NICER / ISS Science Nugget
for March 10, 2022




Attentive to Accretion Echoes

In June 2021, the black-hole binary known as 4U 1543-47 went into outburst for the first time in 17 years, as reported in our weekly science summary for 6/24/21. Such outbursts represent months-long sustained accretion episodes -- the transfer of matter at high rates from a low-mass companion star onto a roughly 10 Solar-mass black hole -- and the 4U 1543 event represented the brightest black-hole outburst seen in over a decade. NICER tracked the evolution of the X-ray emission as the source brightened and faded through the typical succession of accretion "states" and returned to quiescence. Generically, different accretion states are characterized by their differing timing and spectral properties: the initial "hard" state shows substantial brightness variations on short timescales (seconds or less), while the eventual "soft" state brightness is stable as it very gradually declines; spectrally, soft states are dominated by thermal emission from the disk of accreting material outside the black hole's event horizon, while hard states are dominated by high-energy emission thought to arise in a "corona" of super-heated gas above the plane of the disk.

Recently, 4U 1543 brightened again in an apparent "re-flare" or "echo outburst," a phenomenon that appears to be more common than previously thought and poorly sampled with past missions; with its scheduling flexibility, NICER has proven to be a valuable asset for monitoring re-flares in several systems (see, e.g., the NICER weekly science summary for 11 June, 2020). The precise starting date of the current 4U 1543 re-flare -- which may be the first of several -- is unknown because the system was behind the Sun and inaccessible to most telescopes through the winter months. NICER resumed observations when 4U 1543 reemerged from Sun-avoidance in late February, and discovered that the system was again in the hard state, albeit nearly 200x dimmer than at the peak of the initial outburst 8 months earlier. NICER continues to track the re-flare evolution, with the expectation that 4U 1543 will be only the second binary known to show accretion state changes during re-flare episodes. An Astronomer's Telegram describing the early observations of this re-flare was published last week by MIT graduate student Jingyi Wang and collaborators.
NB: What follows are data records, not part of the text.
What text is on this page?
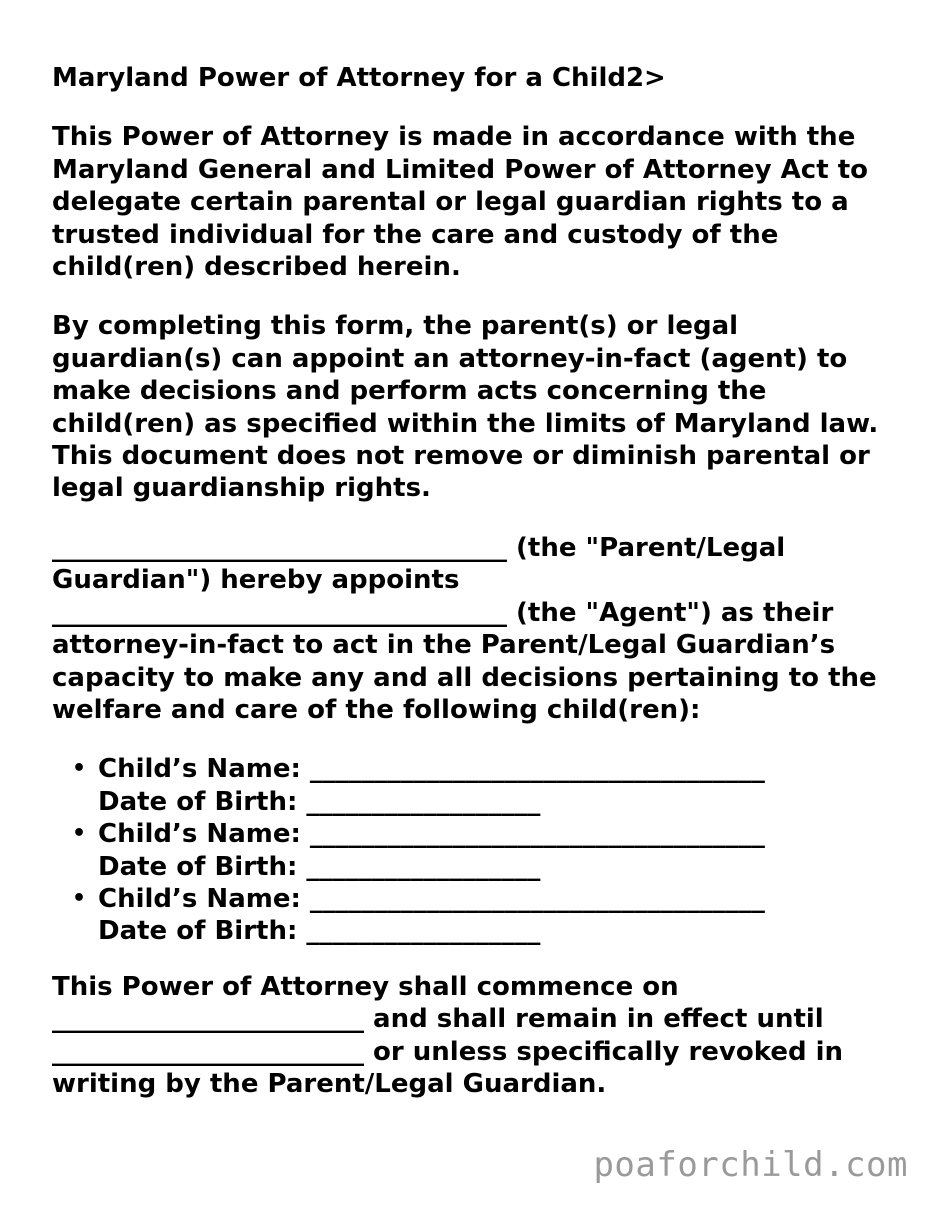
Maryland Power of Attorney for a Child2>
This Power of Attorney is made in accordance with the Maryland General and Limited Power of Attorney Act to delegate certain parental or legal guardian rights to a trusted individual for the care and custody of the child(ren) described herein.
By completing this form, the parent(s) or legal guardian(s) can appoint an attorney-in-fact (agent) to make decisions and perform acts concerning the child(ren) as specified within the limits of Maryland law. This document does not remove or diminish parental or legal guardianship rights.
___________________________________ (the "Parent/Legal Guardian") hereby appoints ___________________________________ (the "Agent") as their attorney-in-fact to act in the Parent/Legal Guardian’s capacity to make any and all decisions pertaining to the welfare and care of the following child(ren):
• Child’s Name: ___________________________________
Date of Birth: __________________
• Child’s Name: ___________________________________
Date of Birth: __________________
• Child’s Name: ___________________________________
Date of Birth: __________________
This Power of Attorney shall commence on ________________________ and shall remain in effect until ________________________ or unless specifically revoked in writing by the Parent/Legal Guardian.
poaforchild.com
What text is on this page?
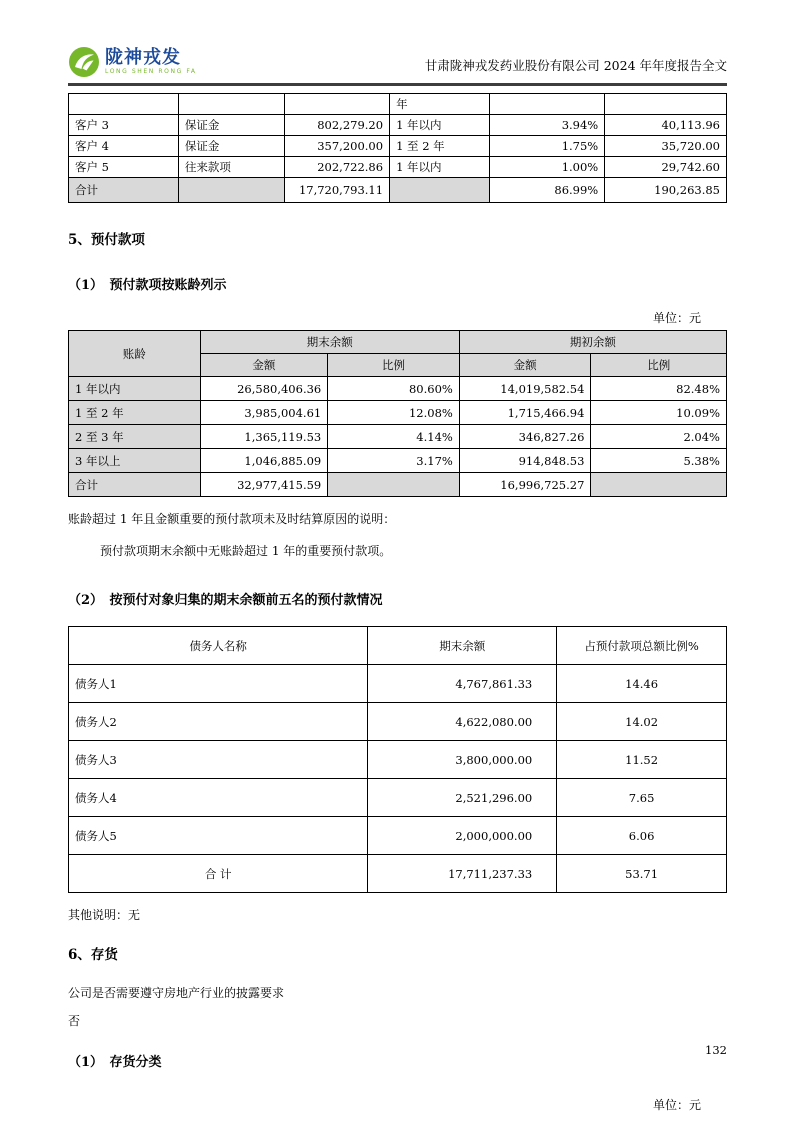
陇神戎发
LONG SHEN RONG FA	甘肃陇神戎发药业股份有限公司 2024 年年度报告全文
			年		
客户 3	保证金	802,279.20	1 年以内	3.94%	40,113.96
客户 4	保证金	357,200.00	1 至 2 年	1.75%	35,720.00
客户 5	往来款项	202,722.86	1 年以内	1.00%	29,742.60
合计		17,720,793.11		86.99%	190,263.85
5、预付款项
（1）　预付款项按账龄列示
单位：元
账龄	期末余额		期初余额	
	金额	比例	金额	比例
1 年以内	26,580,406.36	80.60%	14,019,582.54	82.48%
1 至 2 年	3,985,004.61	12.08%	1,715,466.94	10.09%
2 至 3 年	1,365,119.53	4.14%	346,827.26	2.04%
3 年以上	1,046,885.09	3.17%	914,848.53	5.38%
合计	32,977,415.59		16,996,725.27	
账龄超过 1 年且金额重要的预付款项未及时结算原因的说明：
预付款项期末余额中无账龄超过 1 年的重要预付款项。
（2）　按预付对象归集的期末余额前五名的预付款情况
债务人名称	期末余额	占预付款项总额比例%
债务人1	4,767,861.33	14.46
债务人2	4,622,080.00	14.02
债务人3	3,800,000.00	11.52
债务人4	2,521,296.00	7.65
债务人5	2,000,000.00	6.06
合 计	17,711,237.33	53.71
其他说明：无
6、存货
公司是否需要遵守房地产行业的披露要求
否
（1）　存货分类
单位：元
132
NICER X-ray photon countrate for the black-hole binary 4U 1543-47 as a function of time, spanning approximately 5.6 days from Feb 23, 2022. Each point represents an average over a 16-second time bin, and significant hard-state variability is evident especially in the early observations.



Figure: NICER X-ray photon countrate for the black-hole binary 4U 1543-47 as a function of time, spanning approximately 5.6 days from Feb 23, 2022. Each point represents an average over a 16-second time bin, and significant hard-state variability is evident especially in the early observations.